Zoe held her champagne flute up, but her eyes were on the best man. Had that really been a catch in his voice when he’d said his best friend’s name?
‘To Luke and Sara,’ he said simply, and suddenly the whole marquee was on its feet, clapping and cheering and marvelling at how, once again, the best man had outdone himself.
Damien knocked back his fizz and sat down, exhaling heavily. If Zoe hadn’t known any better she’d have thought he was nervous.
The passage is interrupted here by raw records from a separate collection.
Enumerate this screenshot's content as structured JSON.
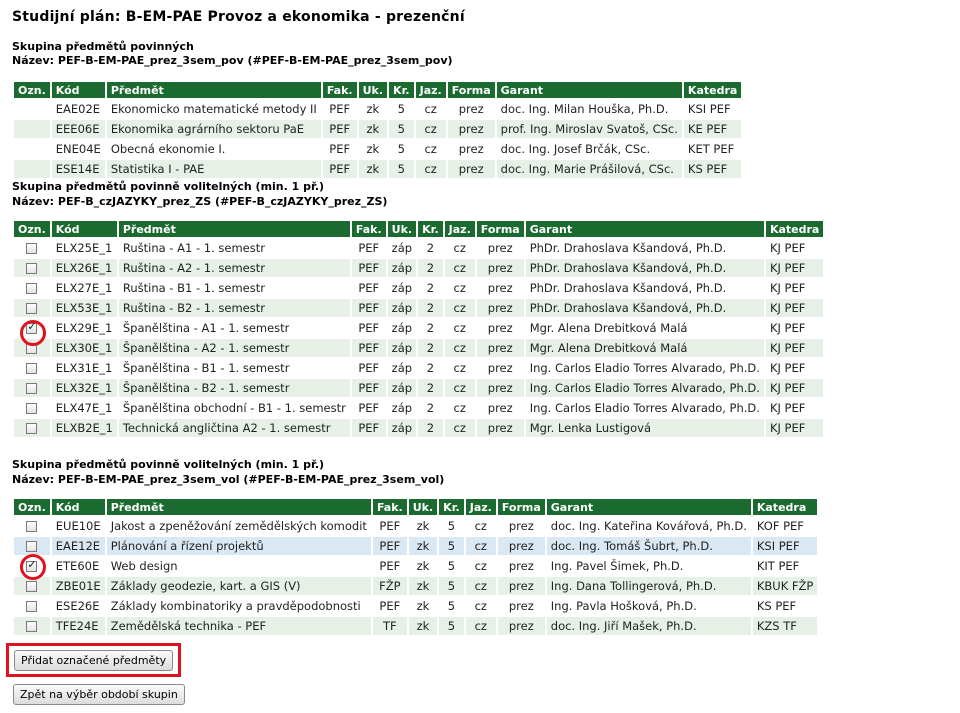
{
  "page_title": "Studijní plán: B-EM-PAE Provoz a ekonomika - prezenční",
  "headers1": [
    "Ozn.",
    "Kód",
    "Předmět",
    "Fak.",
    "Uk.",
    "Kr.",
    "Jaz.",
    "Forma",
    "Garant",
    "Katedra"
  ],
  "group1": {
    "heading": "Skupina předmětů povinných",
    "name": "Název: PEF-B-EM-PAE_prez_3sem_pov (#PEF-B-EM-PAE_prez_3sem_pov)",
    "rows": [
      {
        "kod": "EAE02E",
        "predmet": "Ekonomicko matematické metody II",
        "fak": "PEF",
        "uk": "zk",
        "kr": "5",
        "jaz": "cz",
        "forma": "prez",
        "garant": "doc. Ing. Milan Houška, Ph.D.",
        "katedra": "KSI PEF"
      },
      {
        "kod": "EEE06E",
        "predmet": "Ekonomika agrárního sektoru PaE",
        "fak": "PEF",
        "uk": "zk",
        "kr": "5",
        "jaz": "cz",
        "forma": "prez",
        "garant": "prof. Ing. Miroslav Svatoš, CSc.",
        "katedra": "KE PEF"
      },
      {
        "kod": "ENE04E",
        "predmet": "Obecná ekonomie I.",
        "fak": "PEF",
        "uk": "zk",
        "kr": "5",
        "jaz": "cz",
        "forma": "prez",
        "garant": "doc. Ing. Josef Brčák, CSc.",
        "katedra": "KET PEF"
      },
      {
        "kod": "ESE14E",
        "predmet": "Statistika I - PAE",
        "fak": "PEF",
        "uk": "zk",
        "kr": "5",
        "jaz": "cz",
        "forma": "prez",
        "garant": "doc. Ing. Marie Prášilová, CSc.",
        "katedra": "KS PEF"
      }
    ]
  },
  "group2": {
    "heading": "Skupina předmětů povinně volitelných (min. 1 př.)",
    "name": "Název: PEF-B_czJAZYKY_prez_ZS (#PEF-B_czJAZYKY_prez_ZS)",
    "rows": [
      {
        "checked": false,
        "kod": "ELX25E_1",
        "predmet": "Ruština - A1 - 1. semestr",
        "fak": "PEF",
        "uk": "záp",
        "kr": "2",
        "jaz": "cz",
        "forma": "prez",
        "garant": "PhDr. Drahoslava Kšandová, Ph.D.",
        "katedra": "KJ PEF"
      },
      {
        "checked": false,
        "kod": "ELX26E_1",
        "predmet": "Ruština - A2 - 1. semestr",
        "fak": "PEF",
        "uk": "záp",
        "kr": "2",
        "jaz": "cz",
        "forma": "prez",
        "garant": "PhDr. Drahoslava Kšandová, Ph.D.",
        "katedra": "KJ PEF"
      },
      {
        "checked": false,
        "kod": "ELX27E_1",
        "predmet": "Ruština - B1 - 1. semestr",
        "fak": "PEF",
        "uk": "záp",
        "kr": "2",
        "jaz": "cz",
        "forma": "prez",
        "garant": "PhDr. Drahoslava Kšandová, Ph.D.",
        "katedra": "KJ PEF"
      },
      {
        "checked": false,
        "kod": "ELX53E_1",
        "predmet": "Ruština - B2 - 1. semestr",
        "fak": "PEF",
        "uk": "záp",
        "kr": "2",
        "jaz": "cz",
        "forma": "prez",
        "garant": "PhDr. Drahoslava Kšandová, Ph.D.",
        "katedra": "KJ PEF"
      },
      {
        "checked": true,
        "kod": "ELX29E_1",
        "predmet": "Španělština - A1 - 1. semestr",
        "fak": "PEF",
        "uk": "záp",
        "kr": "2",
        "jaz": "cz",
        "forma": "prez",
        "garant": "Mgr. Alena Drebitková Malá",
        "katedra": "KJ PEF"
      },
      {
        "checked": false,
        "kod": "ELX30E_1",
        "predmet": "Španělština - A2 - 1. semestr",
        "fak": "PEF",
        "uk": "záp",
        "kr": "2",
        "jaz": "cz",
        "forma": "prez",
        "garant": "Mgr. Alena Drebitková Malá",
        "katedra": "KJ PEF"
      },
      {
        "checked": false,
        "kod": "ELX31E_1",
        "predmet": "Španělština - B1 - 1. semestr",
        "fak": "PEF",
        "uk": "záp",
        "kr": "2",
        "jaz": "cz",
        "forma": "prez",
        "garant": "Ing. Carlos Eladio Torres Alvarado, Ph.D.",
        "katedra": "KJ PEF"
      },
      {
        "checked": false,
        "kod": "ELX32E_1",
        "predmet": "Španělština - B2 - 1. semestr",
        "fak": "PEF",
        "uk": "záp",
        "kr": "2",
        "jaz": "cz",
        "forma": "prez",
        "garant": "Ing. Carlos Eladio Torres Alvarado, Ph.D.",
        "katedra": "KJ PEF"
      },
      {
        "checked": false,
        "kod": "ELX47E_1",
        "predmet": "Španělština obchodní - B1 - 1. semestr",
        "fak": "PEF",
        "uk": "záp",
        "kr": "2",
        "jaz": "cz",
        "forma": "prez",
        "garant": "Ing. Carlos Eladio Torres Alvarado, Ph.D.",
        "katedra": "KJ PEF"
      },
      {
        "checked": false,
        "kod": "ELXB2E_1",
        "predmet": "Technická angličtina A2 - 1. semestr",
        "fak": "PEF",
        "uk": "záp",
        "kr": "2",
        "jaz": "cz",
        "forma": "prez",
        "garant": "Mgr. Lenka Lustigová",
        "katedra": "KJ PEF"
      }
    ]
  },
  "group3": {
    "heading": "Skupina předmětů povinně volitelných (min. 1 př.)",
    "name": "Název: PEF-B-EM-PAE_prez_3sem_vol (#PEF-B-EM-PAE_prez_3sem_vol)",
    "rows": [
      {
        "checked": false,
        "kod": "EUE10E",
        "predmet": "Jakost a zpeněžování zemědělských komodit",
        "fak": "PEF",
        "uk": "zk",
        "kr": "5",
        "jaz": "cz",
        "forma": "prez",
        "garant": "doc. Ing. Kateřina Kovářová, Ph.D.",
        "katedra": "KOF PEF"
      },
      {
        "checked": false,
        "kod": "EAE12E",
        "predmet": "Plánování a řízení projektů",
        "fak": "PEF",
        "uk": "zk",
        "kr": "5",
        "jaz": "cz",
        "forma": "prez",
        "garant": "doc. Ing. Tomáš Šubrt, Ph.D.",
        "katedra": "KSI PEF",
        "highlight": true
      },
      {
        "checked": true,
        "kod": "ETE60E",
        "predmet": "Web design",
        "fak": "PEF",
        "uk": "zk",
        "kr": "5",
        "jaz": "cz",
        "forma": "prez",
        "garant": "Ing. Pavel Šimek, Ph.D.",
        "katedra": "KIT PEF"
      },
      {
        "checked": false,
        "kod": "ZBE01E",
        "predmet": "Základy geodezie, kart. a GIS (V)",
        "fak": "FŽP",
        "uk": "zk",
        "kr": "5",
        "jaz": "cz",
        "forma": "prez",
        "garant": "Ing. Dana Tollingerová, Ph.D.",
        "katedra": "KBUK FŽP"
      },
      {
        "checked": false,
        "kod": "ESE26E",
        "predmet": "Základy kombinatoriky a pravděpodobnosti",
        "fak": "PEF",
        "uk": "zk",
        "kr": "5",
        "jaz": "cz",
        "forma": "prez",
        "garant": "Ing. Pavla Hošková, Ph.D.",
        "katedra": "KS PEF"
      },
      {
        "checked": false,
        "kod": "TFE24E",
        "predmet": "Zemědělská technika - PEF",
        "fak": "TF",
        "uk": "zk",
        "kr": "5",
        "jaz": "cz",
        "forma": "prez",
        "garant": "doc. Ing. Jiří Mašek, Ph.D.",
        "katedra": "KZS TF"
      }
    ]
  },
  "buttons": {
    "add_selected": "Přidat označené předměty",
    "back": "Zpět na výběr období skupin"
  },
  "colors": {
    "header_bg": "#1b6b30",
    "link": "#2c6e2f",
    "row_alt": "#e6f0e6",
    "row_highlight": "#d9e8f2",
    "annotation_red": "#e0121f"
  }
}
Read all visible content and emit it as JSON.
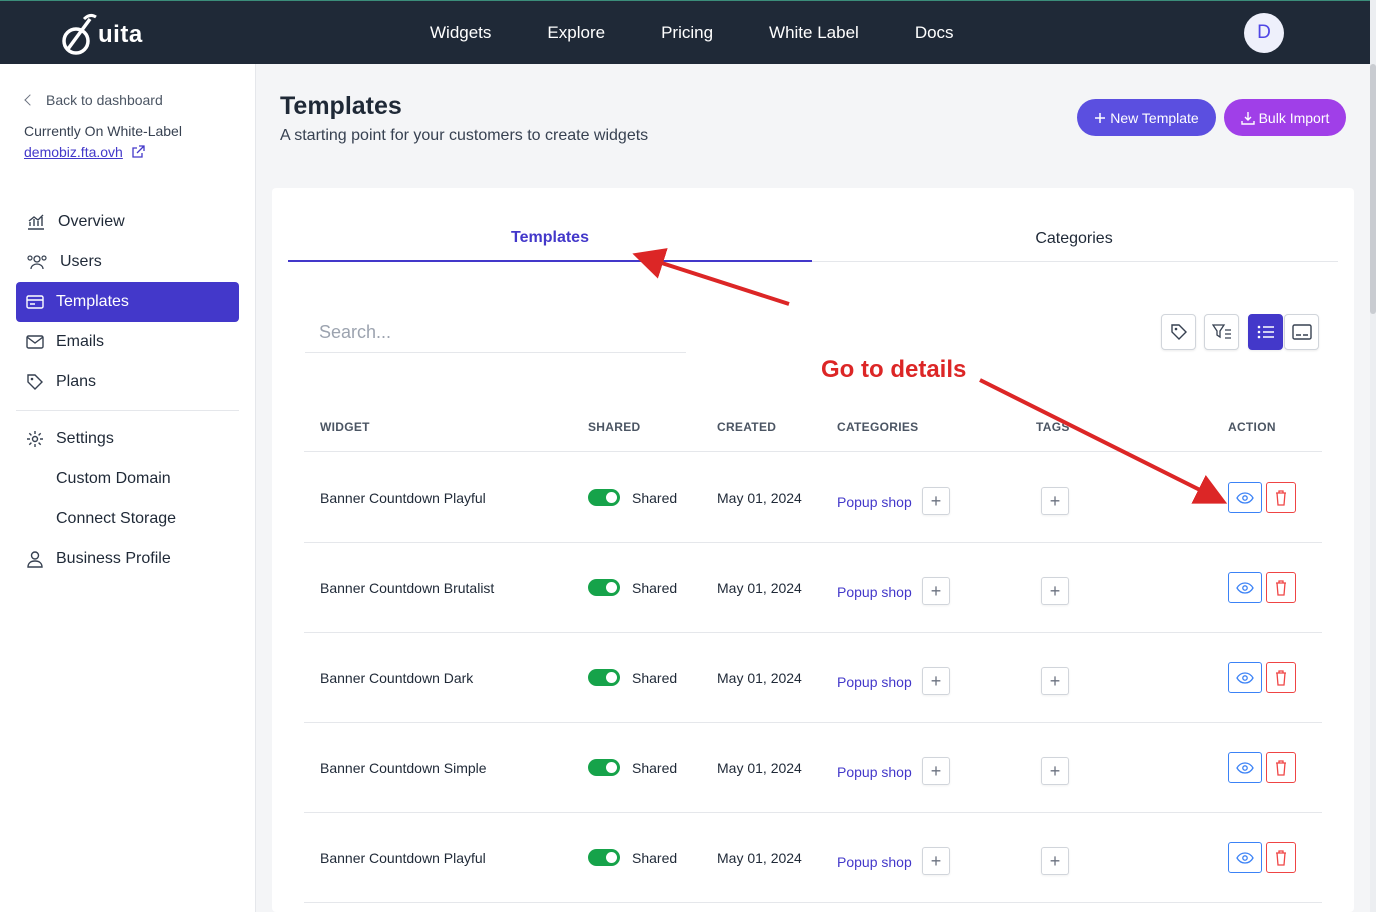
{
  "brand": {
    "name": "uita"
  },
  "nav": {
    "items": [
      "Widgets",
      "Explore",
      "Pricing",
      "White Label",
      "Docs"
    ]
  },
  "user": {
    "initial": "D"
  },
  "sidebar": {
    "back_label": "Back to dashboard",
    "current_label": "Currently On White-Label",
    "domain": "demobiz.fta.ovh",
    "items": [
      {
        "label": "Overview",
        "icon": "chart-icon"
      },
      {
        "label": "Users",
        "icon": "users-icon"
      },
      {
        "label": "Templates",
        "icon": "card-icon"
      },
      {
        "label": "Emails",
        "icon": "mail-icon"
      },
      {
        "label": "Plans",
        "icon": "tag-icon"
      }
    ],
    "settings": {
      "label": "Settings",
      "children": [
        "Custom Domain",
        "Connect Storage"
      ]
    },
    "business_profile": "Business Profile"
  },
  "header": {
    "title": "Templates",
    "subtitle": "A starting point for your customers to create widgets",
    "new_button": "New Template",
    "bulk_button": "Bulk Import"
  },
  "tabs": [
    "Templates",
    "Categories"
  ],
  "search": {
    "placeholder": "Search..."
  },
  "table": {
    "columns": [
      "WIDGET",
      "SHARED",
      "CREATED",
      "CATEGORIES",
      "TAGS",
      "ACTION"
    ],
    "rows": [
      {
        "widget": "Banner Countdown Playful",
        "shared": "Shared",
        "created": "May 01, 2024",
        "category": "Popup shop"
      },
      {
        "widget": "Banner Countdown Brutalist",
        "shared": "Shared",
        "created": "May 01, 2024",
        "category": "Popup shop"
      },
      {
        "widget": "Banner Countdown Dark",
        "shared": "Shared",
        "created": "May 01, 2024",
        "category": "Popup shop"
      },
      {
        "widget": "Banner Countdown Simple",
        "shared": "Shared",
        "created": "May 01, 2024",
        "category": "Popup shop"
      },
      {
        "widget": "Banner Countdown Playful",
        "shared": "Shared",
        "created": "May 01, 2024",
        "category": "Popup shop"
      }
    ]
  },
  "annotation": {
    "text": "Go to details"
  },
  "colors": {
    "accent": "#4338ca",
    "topbar": "#1f2937",
    "annotation": "#dc2626",
    "toggle_on": "#16a34a"
  }
}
But that would have meant he was feeling an emotion other than smug superiority, which was clearly impossible.
She took a sip of her own drink and sat down beside him. Now, she’d never been one to want to cause Damien Stone’s head to swell any bigger, but for some reason she felt she needed to say something, to tell him how perfect his words had been.
‘That was—’
His head snapped round in surprise—as if he’d totally forgotten she existed and had been occupying the space beside him—and he fixed her with those cold blue eyes.
His voice was low and hoarse. ‘Just don’t, Zoe. Not right now.’